I think I’m a pretty pensive person. I think about life and death a lot, and the death of anyone, particularly of those who are younger, tends to affect me more than I care to admit. I suppose I am just always aware that this life is so short and that anything can happen. We don’t know God’s plan for our lives. We have no idea if we will return to our homes when we leave for the day. I worry about those I love. My family, my friends…I pray every now of then (mostly out of worry) that nothing will happen to them. I don’t want to lose anyone. I don’t want to have to face that. And I don’t want others to have to face that. I hate seeing those I love experience loss. I don’t like seeing people hurting. It just breaks my heart. Ultimately, we will all face loss at some point in our lives, but I have been very blessed to not have experienced a serious loss as so many I know have. I am thankful for that, but then again, I know my time is coming. I just don’t know who, when, and where.
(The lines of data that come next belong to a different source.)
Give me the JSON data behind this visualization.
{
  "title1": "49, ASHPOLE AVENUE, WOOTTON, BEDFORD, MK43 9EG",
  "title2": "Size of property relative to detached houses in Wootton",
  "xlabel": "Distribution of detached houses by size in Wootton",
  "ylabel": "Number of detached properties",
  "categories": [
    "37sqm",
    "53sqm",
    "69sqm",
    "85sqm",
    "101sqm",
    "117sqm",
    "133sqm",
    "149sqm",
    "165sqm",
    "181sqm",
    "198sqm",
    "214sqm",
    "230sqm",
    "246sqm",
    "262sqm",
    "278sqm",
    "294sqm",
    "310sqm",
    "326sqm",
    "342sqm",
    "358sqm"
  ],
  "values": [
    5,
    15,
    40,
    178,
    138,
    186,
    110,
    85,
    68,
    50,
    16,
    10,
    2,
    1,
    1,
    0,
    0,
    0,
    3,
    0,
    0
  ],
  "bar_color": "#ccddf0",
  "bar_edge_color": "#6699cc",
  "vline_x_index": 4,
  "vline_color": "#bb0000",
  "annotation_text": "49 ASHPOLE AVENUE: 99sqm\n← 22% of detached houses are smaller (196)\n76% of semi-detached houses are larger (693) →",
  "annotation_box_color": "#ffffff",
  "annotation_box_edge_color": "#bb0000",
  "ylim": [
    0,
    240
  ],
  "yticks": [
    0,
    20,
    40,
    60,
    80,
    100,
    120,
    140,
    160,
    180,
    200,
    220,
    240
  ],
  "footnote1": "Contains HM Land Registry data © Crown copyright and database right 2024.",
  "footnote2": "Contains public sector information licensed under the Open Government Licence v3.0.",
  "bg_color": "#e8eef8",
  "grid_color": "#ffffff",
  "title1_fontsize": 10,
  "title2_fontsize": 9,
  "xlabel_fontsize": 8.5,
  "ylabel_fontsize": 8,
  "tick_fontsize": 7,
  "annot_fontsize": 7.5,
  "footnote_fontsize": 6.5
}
The other thing that worries me (and it’s totally not godly), is that me even entertaining these thoughts, speaking what could happen out loud, or sitting here putting these words out there for the world to see, will cause God to act and actually cause what I fear most. I fear getting “the call” that something has happened. Or even with my own life. Part of the reason I’ve delayed writing a will now that I’m a homeowner is this irrational fear that it is welcoming something to happen to me.
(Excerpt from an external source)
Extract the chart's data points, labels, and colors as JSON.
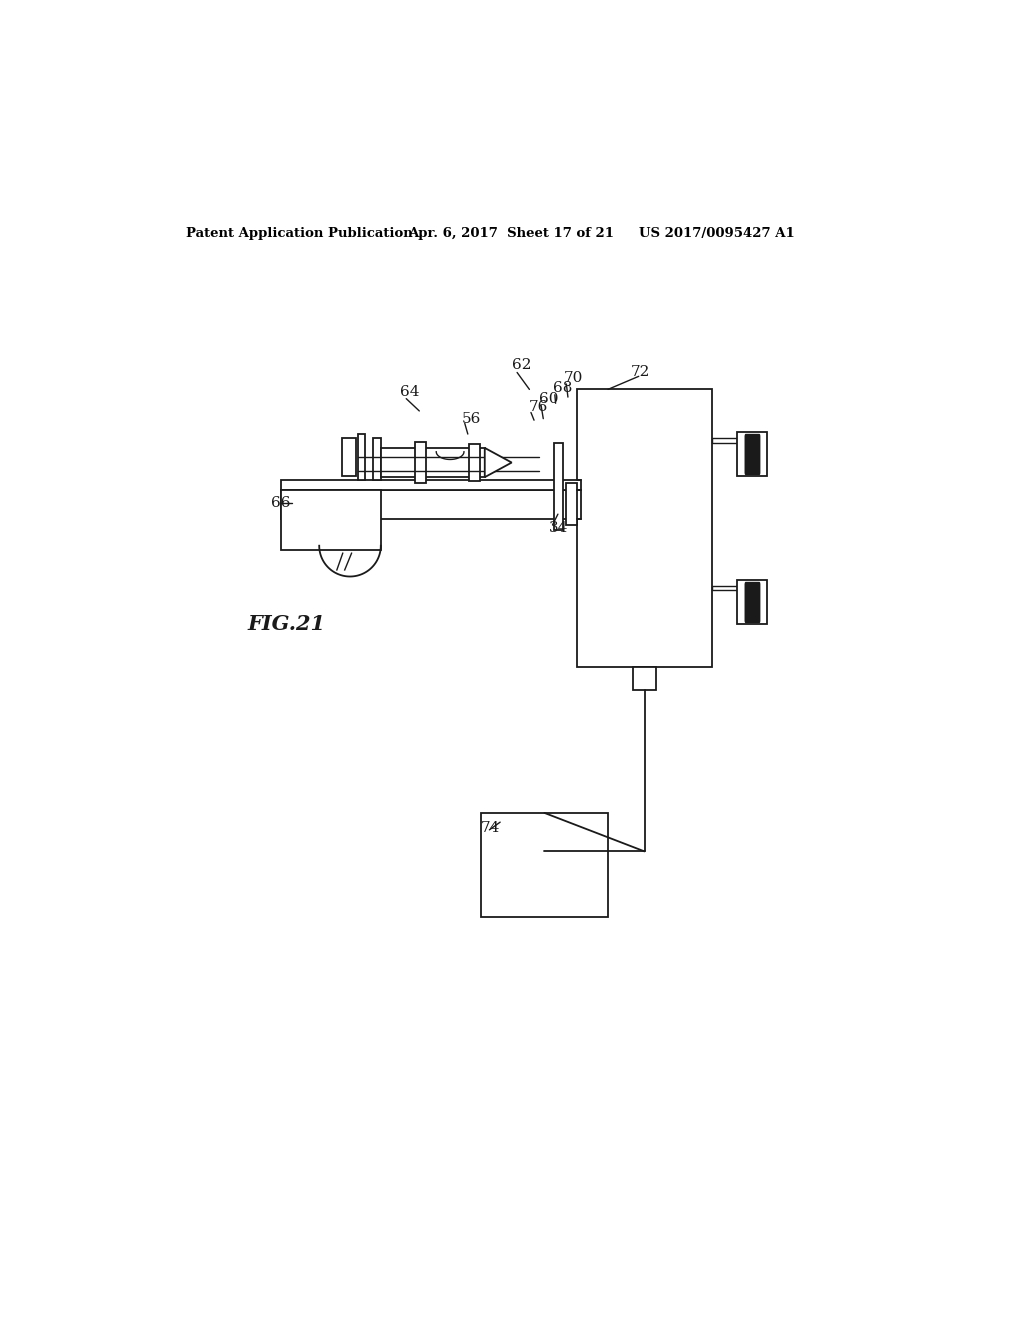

I know what you’re thinking….who in the world thinks like that? God doesn’t just allow us to experience loss because that’s what we fear most. He doesn’t allow events to occur outside of a higher purpose. Everything He does has purpose, even if we may never know what the purpose was in this life. I have to remind myself that God knows my fears and worries before I even think them, and me being superstitious about speaking my fears isn't going to cause Him to act.
Thinking about that kind of thing is enough to make anyone scared and slightly crazy. It’s no way to live life, that’s for sure. And I know that worry and fear does not come from God, and although the thoughts rolling around in my head are true things, it doesn't mean God wants us to live in fear of what could happen. However, that’s easier said than done. I think the more you love, the more you worry. The higher the stakes, the harder it is to trust the sovereign hand of the Almighty and ever-loving God. Of course we know that he would never purposefully cause us pain without reason. I think he allows pain into our lives to strengthen us, but let’s be honest, I think everyone would prefer never to lose loved ones, and when we do experience loss, it will probably be a struggle for us for the duration of our lives.
I bet if I took a poll from all my married friends, particularly those with children, I would hear fear and worry about losing their spouse or precious babies. Godly, wonderful individuals, but I don’t think they can possibly be married or a parent without worrying. I can’t imagine the pain of losing someone in my family. My parents and sister, and extended family, friends, everyone in my life…it’s overwhelming sometimes how many people I love that I am afraid of losing. If I’m like this while I’m single, I shudder to think how much I will worry when I’m married and have children. I can’t even imagine how much I will love those that are in my future, and how much pain I would feel if something happened to them.
This is probably not what you were expecting after my previous posts. This one is slightly morbid, and cluttered with worry over things I can’t control, but it’s the truth. I still have those in my life that I worry about, but I’m sure it’s just a whole other ball game when you’re married with little ones that you've helped create. So this perk of my single life, if you can even call it a perk, is that I can enjoy a more peaceful and less worried mind while I’m single, than when I will have a spouse and kids to love, and therefore worry about.
On the flip side, I know that I have some work to do in my own heart. I can’t let worry and fear of loss cripple me. Most of the time I am able to push these thoughts aside when they become too overwhelming, but I need to always remind myself that God is loving and kind, will always take care of me and those in my life. And because His plans are all for His glory, I can have hope that when loss does inevitably come, He is the loving, unchanging, comforting, wise, and sovereign God, and I can cast my worry and fear on Him, because He is able to endure it all.